L'hexamètre de Quintilien

Vix Elisa

ROUERGUE







Extrait



Lucie, 3e étage

J'écris le matin. Mes papiers, mais aussi des petits textes qui me viennent comme ça, mes «humeurs», des phrases musicales, des mots au charme désuet ou mystérieux que je jette sur l'écran comme des pierres précieuses dans une malle aux trésors. Gabegie, oecuménique, sibyllin... Tournebouler, faire du gringue ou le joli coeur... C'est ma gymnastique à moi, mon entraînement. J'aime jouer avec la langue.
Le matin, c'est le moment de la journée où je suis le plus opérationnelle. L'après-midi, je m'attelle aux corrections, je relance les rédac chefs, je fais des recherches sur Internet, enfin le genre de travail qui exige une concentration moins aiguë.
Parfois, quand un journal me commande un papier (jamais) ou quand j'ai une idée de sujet (rarement ; moins on bosse, moins on a envie de bosser, c'est la spirale infernale du chômage technique), je chausse mes tennis et pars en reportage. Ces sorties (à mes frais) se font donc exceptionnelles. Le disque dur de mon PC stocke déjà environ deux cents articles hyper originaux qui n'ont pas trouvé preneur. Ça devient lassant. Mon banquier trouve aussi.

En français, je suis pigiste ; en english, free lance.
Free lance est un joli terme issu de l'anglais médiéval et désignerait un chevalier indépendant de tout seigneur. Dans free lance, il y a free. Tout le monde m'envie ; je suis libre ! Je peux écrire ce que je veux, sur le sujet que je veux...
Viva la libertà. Que j'échangerais volontiers contre un CDI et des tickets resto.
La liberté, parfois, ça a comme un petit goût de disette.

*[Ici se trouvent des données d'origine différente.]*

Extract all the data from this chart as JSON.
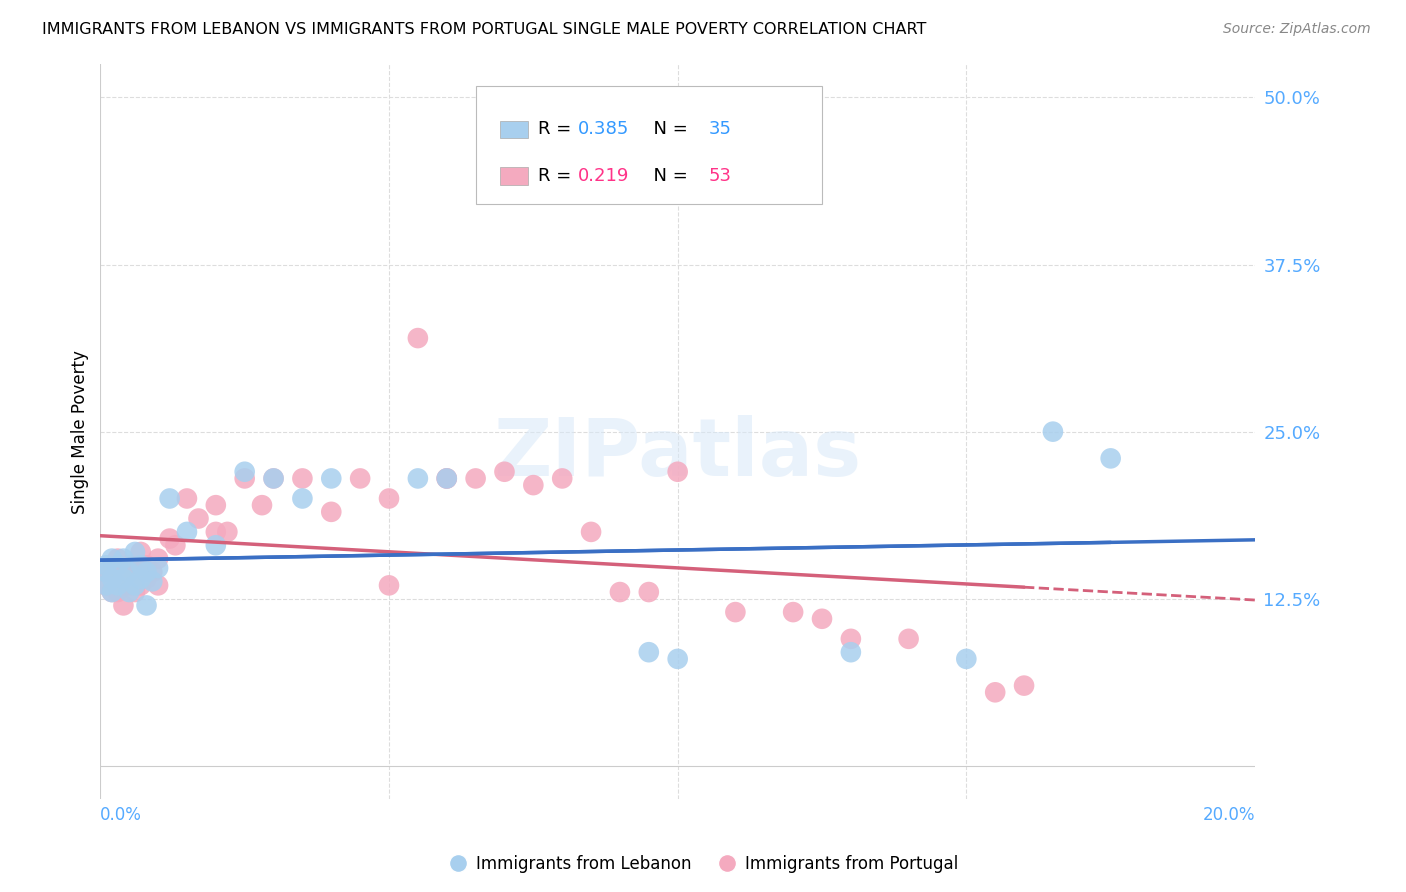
{
  "title": "IMMIGRANTS FROM LEBANON VS IMMIGRANTS FROM PORTUGAL SINGLE MALE POVERTY CORRELATION CHART",
  "source": "Source: ZipAtlas.com",
  "ylabel": "Single Male Poverty",
  "ytick_values": [
    0.125,
    0.25,
    0.375,
    0.5
  ],
  "ytick_labels": [
    "12.5%",
    "25.0%",
    "37.5%",
    "50.0%"
  ],
  "xmin": 0.0,
  "xmax": 0.2,
  "ymin": -0.025,
  "ymax": 0.525,
  "lebanon_color": "#A8CFEE",
  "portugal_color": "#F4AABF",
  "lebanon_line_color": "#3A6FC4",
  "portugal_line_color": "#D4607A",
  "lebanon_R": 0.385,
  "lebanon_N": 35,
  "portugal_R": 0.219,
  "portugal_N": 53,
  "legend_color_R": "#3399FF",
  "legend_color_N": "#FF3366",
  "watermark_text": "ZIPatlas",
  "lebanon_x": [
    0.001,
    0.001,
    0.001,
    0.002,
    0.002,
    0.002,
    0.003,
    0.003,
    0.004,
    0.004,
    0.005,
    0.005,
    0.006,
    0.006,
    0.007,
    0.007,
    0.008,
    0.008,
    0.009,
    0.01,
    0.012,
    0.015,
    0.02,
    0.025,
    0.03,
    0.035,
    0.04,
    0.055,
    0.06,
    0.095,
    0.1,
    0.13,
    0.15,
    0.165,
    0.175
  ],
  "lebanon_y": [
    0.135,
    0.145,
    0.15,
    0.13,
    0.14,
    0.155,
    0.135,
    0.15,
    0.14,
    0.155,
    0.13,
    0.145,
    0.135,
    0.16,
    0.14,
    0.15,
    0.145,
    0.12,
    0.138,
    0.148,
    0.2,
    0.175,
    0.165,
    0.22,
    0.215,
    0.2,
    0.215,
    0.215,
    0.215,
    0.085,
    0.08,
    0.085,
    0.08,
    0.25,
    0.23
  ],
  "portugal_x": [
    0.001,
    0.001,
    0.002,
    0.002,
    0.003,
    0.003,
    0.003,
    0.004,
    0.004,
    0.005,
    0.005,
    0.006,
    0.006,
    0.007,
    0.007,
    0.008,
    0.008,
    0.009,
    0.01,
    0.01,
    0.012,
    0.013,
    0.015,
    0.017,
    0.02,
    0.02,
    0.022,
    0.025,
    0.028,
    0.03,
    0.035,
    0.04,
    0.045,
    0.05,
    0.05,
    0.055,
    0.06,
    0.06,
    0.065,
    0.07,
    0.075,
    0.08,
    0.085,
    0.09,
    0.095,
    0.1,
    0.11,
    0.12,
    0.125,
    0.13,
    0.14,
    0.155,
    0.16
  ],
  "portugal_y": [
    0.135,
    0.145,
    0.13,
    0.145,
    0.13,
    0.14,
    0.155,
    0.12,
    0.135,
    0.135,
    0.15,
    0.13,
    0.145,
    0.135,
    0.16,
    0.14,
    0.15,
    0.145,
    0.135,
    0.155,
    0.17,
    0.165,
    0.2,
    0.185,
    0.175,
    0.195,
    0.175,
    0.215,
    0.195,
    0.215,
    0.215,
    0.19,
    0.215,
    0.2,
    0.135,
    0.32,
    0.215,
    0.215,
    0.215,
    0.22,
    0.21,
    0.215,
    0.175,
    0.13,
    0.13,
    0.22,
    0.115,
    0.115,
    0.11,
    0.095,
    0.095,
    0.055,
    0.06
  ]
}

Hier soir, après le journal télévisé, j'avais réglé mon réveil à 7 h 30, mais, comme d'habitude, je me suis réveillée avant son hurlement.
Sur ma nuisette, j'ai enfilé une robe de chambre en polaire, une paire de grosses chaussettes et mes chaussons lapin. On n'est qu'en novembre, mais ça commence à cailler. Un froid humide qui fait moisir les draps et vous transit toute la journée jusqu'à l'os. Les femmes sont plus frileuses que les hommes à cause de leur masse musculaire moins importante (ce sont les muscles qui produisent la chaleur). Je le sais, parce que j'ai fait un papier (toujours dans mon PC) sur les idées reçues homme/ femme et leurs fondements scientifiques. J'avais interviewé une professeure de l'hôpital Pompidou. Les femmes tiennent aussi moins bien l'alcool parce qu'elles ont plus de graisse... Tout ça, c'est la faute aux hormones, m'avait expliqué la professeure, une de ces femmes majuscules qui vous rendent fières de ne pas avoir de pénis, n'en déplaise à Mister Freud.